The Sanctuaries are links between heaven and earth, points of contact between the Creator and His creation… The Temple, then, is the “neck” of the world, the juncture that connects its body to its head…  the Holy Temple is what connects the world to its supernal Vitalizer and source….

(read the full talk of the Rebbe here: http://www.chabad.org/parshah/article_cdo/aid/3222/jewish/The-Neck.htm)

Hence the necklace:

Proverbs (1:9, 3:3) and Ezekiel (16:11) refer to Torah as a necklace. Here’s one way of seeing it: Neck-Lace. It frames and binds the neck together. Not a choker (pun-intended) but one that keeps the neck in focus, it frames and adorns this crucial connection and valuable transfer between head and body, of ideals to reality, of thoughts and action. This connection of mind and heart, head and body, is so wonderous, so beautiful, so important, that it deserves a necklace!

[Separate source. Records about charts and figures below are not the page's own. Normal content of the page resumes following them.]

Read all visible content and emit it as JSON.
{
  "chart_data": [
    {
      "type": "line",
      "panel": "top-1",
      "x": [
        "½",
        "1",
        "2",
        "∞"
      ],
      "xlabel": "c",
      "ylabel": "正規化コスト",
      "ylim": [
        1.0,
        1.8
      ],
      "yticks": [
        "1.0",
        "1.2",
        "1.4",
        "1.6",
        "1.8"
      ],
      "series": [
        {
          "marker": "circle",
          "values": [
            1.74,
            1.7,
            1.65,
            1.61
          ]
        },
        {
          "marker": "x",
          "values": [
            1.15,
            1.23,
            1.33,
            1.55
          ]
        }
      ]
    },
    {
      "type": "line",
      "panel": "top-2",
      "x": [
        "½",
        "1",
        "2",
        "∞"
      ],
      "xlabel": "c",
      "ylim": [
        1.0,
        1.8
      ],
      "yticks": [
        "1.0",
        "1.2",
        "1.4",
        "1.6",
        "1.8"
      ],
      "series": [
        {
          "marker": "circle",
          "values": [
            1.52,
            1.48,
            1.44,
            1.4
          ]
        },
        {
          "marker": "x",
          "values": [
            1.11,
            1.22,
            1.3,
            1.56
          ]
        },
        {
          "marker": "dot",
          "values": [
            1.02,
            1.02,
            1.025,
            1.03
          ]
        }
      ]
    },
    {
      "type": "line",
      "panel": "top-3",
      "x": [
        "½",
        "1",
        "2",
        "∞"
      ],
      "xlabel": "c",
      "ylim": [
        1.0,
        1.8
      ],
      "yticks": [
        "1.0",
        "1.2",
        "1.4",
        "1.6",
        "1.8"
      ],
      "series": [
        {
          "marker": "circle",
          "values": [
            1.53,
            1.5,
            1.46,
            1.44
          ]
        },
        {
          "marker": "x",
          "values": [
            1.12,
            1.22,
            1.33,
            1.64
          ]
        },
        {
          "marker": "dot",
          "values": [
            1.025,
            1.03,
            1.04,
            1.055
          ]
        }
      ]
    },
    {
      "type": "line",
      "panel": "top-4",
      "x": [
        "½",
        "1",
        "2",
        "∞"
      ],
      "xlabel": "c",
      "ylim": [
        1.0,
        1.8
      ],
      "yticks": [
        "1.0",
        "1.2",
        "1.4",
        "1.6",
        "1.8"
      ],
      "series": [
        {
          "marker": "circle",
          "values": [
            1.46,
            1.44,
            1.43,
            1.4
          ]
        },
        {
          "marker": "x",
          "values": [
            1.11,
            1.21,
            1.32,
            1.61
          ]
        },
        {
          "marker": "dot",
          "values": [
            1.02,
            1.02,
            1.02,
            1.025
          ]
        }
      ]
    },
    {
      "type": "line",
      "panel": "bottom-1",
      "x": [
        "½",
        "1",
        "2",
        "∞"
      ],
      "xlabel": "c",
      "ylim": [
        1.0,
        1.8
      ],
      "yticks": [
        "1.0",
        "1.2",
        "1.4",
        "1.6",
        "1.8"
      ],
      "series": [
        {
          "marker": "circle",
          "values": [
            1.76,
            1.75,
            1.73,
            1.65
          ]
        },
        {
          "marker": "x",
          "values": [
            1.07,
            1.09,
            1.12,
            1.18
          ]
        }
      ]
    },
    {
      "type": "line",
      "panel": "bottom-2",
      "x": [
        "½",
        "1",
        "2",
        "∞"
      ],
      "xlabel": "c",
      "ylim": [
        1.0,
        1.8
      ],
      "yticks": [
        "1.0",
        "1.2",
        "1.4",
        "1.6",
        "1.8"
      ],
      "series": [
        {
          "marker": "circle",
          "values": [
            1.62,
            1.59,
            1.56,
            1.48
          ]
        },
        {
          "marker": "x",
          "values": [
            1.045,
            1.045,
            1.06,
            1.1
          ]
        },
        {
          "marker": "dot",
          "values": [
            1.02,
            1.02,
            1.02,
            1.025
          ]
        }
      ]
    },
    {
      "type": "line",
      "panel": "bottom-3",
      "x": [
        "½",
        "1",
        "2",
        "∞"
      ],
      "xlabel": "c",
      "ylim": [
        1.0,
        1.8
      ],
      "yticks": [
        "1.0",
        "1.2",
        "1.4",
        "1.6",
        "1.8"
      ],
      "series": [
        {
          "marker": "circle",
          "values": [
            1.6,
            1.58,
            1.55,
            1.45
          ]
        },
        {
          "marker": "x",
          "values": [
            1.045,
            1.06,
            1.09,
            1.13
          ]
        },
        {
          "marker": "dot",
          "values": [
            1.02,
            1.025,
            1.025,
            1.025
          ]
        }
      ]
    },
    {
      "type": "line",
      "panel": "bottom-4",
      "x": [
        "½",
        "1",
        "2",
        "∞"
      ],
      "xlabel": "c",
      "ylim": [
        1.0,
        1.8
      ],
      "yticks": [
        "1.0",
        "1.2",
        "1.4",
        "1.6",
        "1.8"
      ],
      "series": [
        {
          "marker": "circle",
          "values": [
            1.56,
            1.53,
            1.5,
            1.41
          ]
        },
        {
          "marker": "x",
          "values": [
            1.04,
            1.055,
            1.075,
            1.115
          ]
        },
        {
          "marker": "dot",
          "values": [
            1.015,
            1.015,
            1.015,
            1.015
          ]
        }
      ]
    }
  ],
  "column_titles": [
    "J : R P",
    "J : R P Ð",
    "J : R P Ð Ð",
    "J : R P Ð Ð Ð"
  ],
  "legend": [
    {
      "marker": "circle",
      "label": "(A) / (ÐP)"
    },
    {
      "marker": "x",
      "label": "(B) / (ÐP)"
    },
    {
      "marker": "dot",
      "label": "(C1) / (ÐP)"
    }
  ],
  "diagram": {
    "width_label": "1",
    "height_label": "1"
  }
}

But wait, there could be a Bottle-Neck!

Chassidus speaks of a malady, a spiritual illness called “Meitzar HaGaron” or the narrow tightness of the neck. Sometimes people can experience a disconnect between their ideals and practices, between their vision and their realities, between the head and their body. This happens with car-traffic all the time in busy cities where there are too many cars trying to get through too few lanes – at the same time. In internet-speak you might call it a data bottleneck because there isn’t enough bandwidth, there’s too much data to get through but the transfer line (the neck) doesn’t have the capacity.

That’s where Great Neck and Little Neck come in:

This is no reflection on these two metro New York areas, only in regard to its name. Yes, we need some narrowing of the neck, because head and body just can’t flow one directly into the other. It needs the junction, the transfer zone, that allows one to translate into the other. And that’s actually how both Little Neck and Great Neck earned their name, as they both (in little and great measure respectively) jut out of the Long Island land mass into the Long Island Sound (the ocean between Long Island and Connecticut) narrowing that body of water in that area.

But while we need a neck between head and body (in a spiritual and figurative sense) we don’t want it to be too narrow. We need the flow to travel back and forth between head and body without constricting it too much. We don’t want bottleneck. In this sense, Great Neck is much better than Little Neck! Yes, we’re looking for a neck (some narrowing as head transfers to body) but we don’t want that neck too narrow and constricting for all the richness and depth we want to transfer…

Think: Do I experience this spiritual bottleneck? What can I do to go from Little Neck to Great Neck?

And we don’t mean the Long Island Expressway. Think of what can be done to expand connectiveness between our values and our behavior, our ideals and our practices, our thoughts and our feelings. What’s getting in the way, and how can we improve on this connectiveness?